– Настёна, Настя!
Настёна любила бегать. Это весело, когда всё летит и упругий воздух податливо расступается навстречу. Жёлтое пятно от сломанной песочницы, вывернутые качели, ржавая, изогнувшаяся кобылицей горка.
– Настёна! Настя!
На полинявшей пятиэтажке их балкон был единственный незастеклённый – просто покрашенный в синий цвет, с провисшими верёвками для белья. Мать стояла и махала рукой.
– Ма, ты откуда? – крикнула Настёна, задрав голову.
– Зайди домой!
– Иду!
Привычные надписи на стенах, кошачий запах и пыльный подъездный холодок. Она взбежала на третий этаж и толкнула дверь.
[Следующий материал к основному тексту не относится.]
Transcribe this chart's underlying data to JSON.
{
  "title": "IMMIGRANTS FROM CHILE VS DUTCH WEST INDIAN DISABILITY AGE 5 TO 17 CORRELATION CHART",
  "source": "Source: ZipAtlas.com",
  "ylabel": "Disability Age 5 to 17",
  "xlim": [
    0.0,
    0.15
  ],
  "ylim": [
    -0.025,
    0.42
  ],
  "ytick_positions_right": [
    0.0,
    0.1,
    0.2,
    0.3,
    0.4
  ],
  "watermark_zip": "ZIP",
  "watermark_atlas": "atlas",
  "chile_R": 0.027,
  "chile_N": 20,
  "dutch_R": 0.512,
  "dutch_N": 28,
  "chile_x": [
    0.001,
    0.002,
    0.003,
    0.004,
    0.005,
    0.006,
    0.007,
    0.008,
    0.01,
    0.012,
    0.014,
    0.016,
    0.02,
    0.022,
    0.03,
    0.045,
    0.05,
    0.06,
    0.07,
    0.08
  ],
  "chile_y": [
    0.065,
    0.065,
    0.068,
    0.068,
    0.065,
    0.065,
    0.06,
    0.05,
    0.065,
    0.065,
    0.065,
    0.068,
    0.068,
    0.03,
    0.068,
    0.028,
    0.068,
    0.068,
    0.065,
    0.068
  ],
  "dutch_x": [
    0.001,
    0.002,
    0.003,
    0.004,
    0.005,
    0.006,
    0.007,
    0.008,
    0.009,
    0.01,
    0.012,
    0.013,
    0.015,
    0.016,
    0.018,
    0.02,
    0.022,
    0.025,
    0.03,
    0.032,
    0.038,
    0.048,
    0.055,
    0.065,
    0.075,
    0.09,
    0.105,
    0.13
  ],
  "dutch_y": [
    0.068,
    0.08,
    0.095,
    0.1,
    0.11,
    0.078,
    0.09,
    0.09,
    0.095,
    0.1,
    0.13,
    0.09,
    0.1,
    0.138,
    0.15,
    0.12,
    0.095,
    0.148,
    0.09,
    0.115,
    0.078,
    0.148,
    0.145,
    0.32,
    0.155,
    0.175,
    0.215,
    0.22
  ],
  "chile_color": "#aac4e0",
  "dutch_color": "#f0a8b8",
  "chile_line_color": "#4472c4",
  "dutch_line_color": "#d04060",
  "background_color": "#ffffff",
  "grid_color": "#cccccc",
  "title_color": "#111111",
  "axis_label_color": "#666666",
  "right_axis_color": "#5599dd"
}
– Мам, а ты чего так рано?
– Билет поменяла и приехала. Не рада?
– Рада, почему. Боюсь только, ты меня сейчас припашешь.
– Настя, что за выражения? «Припашешь»! Это Танька твоя может так говорить, а ты из интеллигентной семьи. Обедать будешь?
– Смотря что.
– Макароны по-флотски. Сварганила на скорую руку.
– «Сварганила»! Мама, что за выражения?
– Стараюсь быть на одной волне. Пошли. Я икру привезла.
– Баклажанную?
– Красную, как ты любишь.
Настёна села за стол и осмотрелась. Раковина, где почти неделю лежала грязная посуда, была пустая и чистая. Вернулась мама – и на кухне опять стало уютно.
– Как вы тут без меня, не скучали?
– Некогда было. Отец с утра на дом уходил. Или там ночевал. Я с Танькой на карьере каждый день купаюсь.
– Ясно. Морковку не прополола?
– Прополола, почему. Я ж люблю полоть.
– Знаю, – мама погладила её по голове. – Что на лето задали, читаешь?
– Блин, мам, я ещё в прошлом году прочла.
– Ты моя умница! Горжусь тобой.
– Издеваешься?
– Ни в коем случае. Восхищаюсь.
– Ну ладно, говори, что делать надо.
– Отцу поесть отнесёшь? Голодный, наверное, сидит. Заодно скажи, что я раньше приехала.
– А что мне за это будет?
– Давай уже, иди. Испеку что-нибудь к вашему возвращению. Чего бы ты хотела?
– Торт-суфле из крем-брюле.
– Губа не треснет? «Зебру» испеку.
Настёна тащила вниз по лестнице велосипед «Салют» с привязанным к багажнику эмалированным контейнером, в который мать положила макароны с мясом и кетчупом. Солёный огурец и три куска хлеба завернула отдельно и сунула Настёне в сумку. Отец даже макароны ел с хлебом.
Выйдя из подъезда, Настёна опять остро ощутила лето. Запрыгнула на велик и понеслась, чувствуя лицом ветер, вдыхая запах истомлённых на солнце трав. Тёплая, разогретая даль расступалась, разворачивалась полями, холмами, уходила в горизонт, в салатовую дымку, в высокий небесный свод. Вдали торчала полуразрушенная колокольня, нестерпимо поблёскивали на солнце перламутровые купола. Кроны далёких деревьев были похожи на брокколи, которую мама выращивала на грядках, хотя её никто не ел.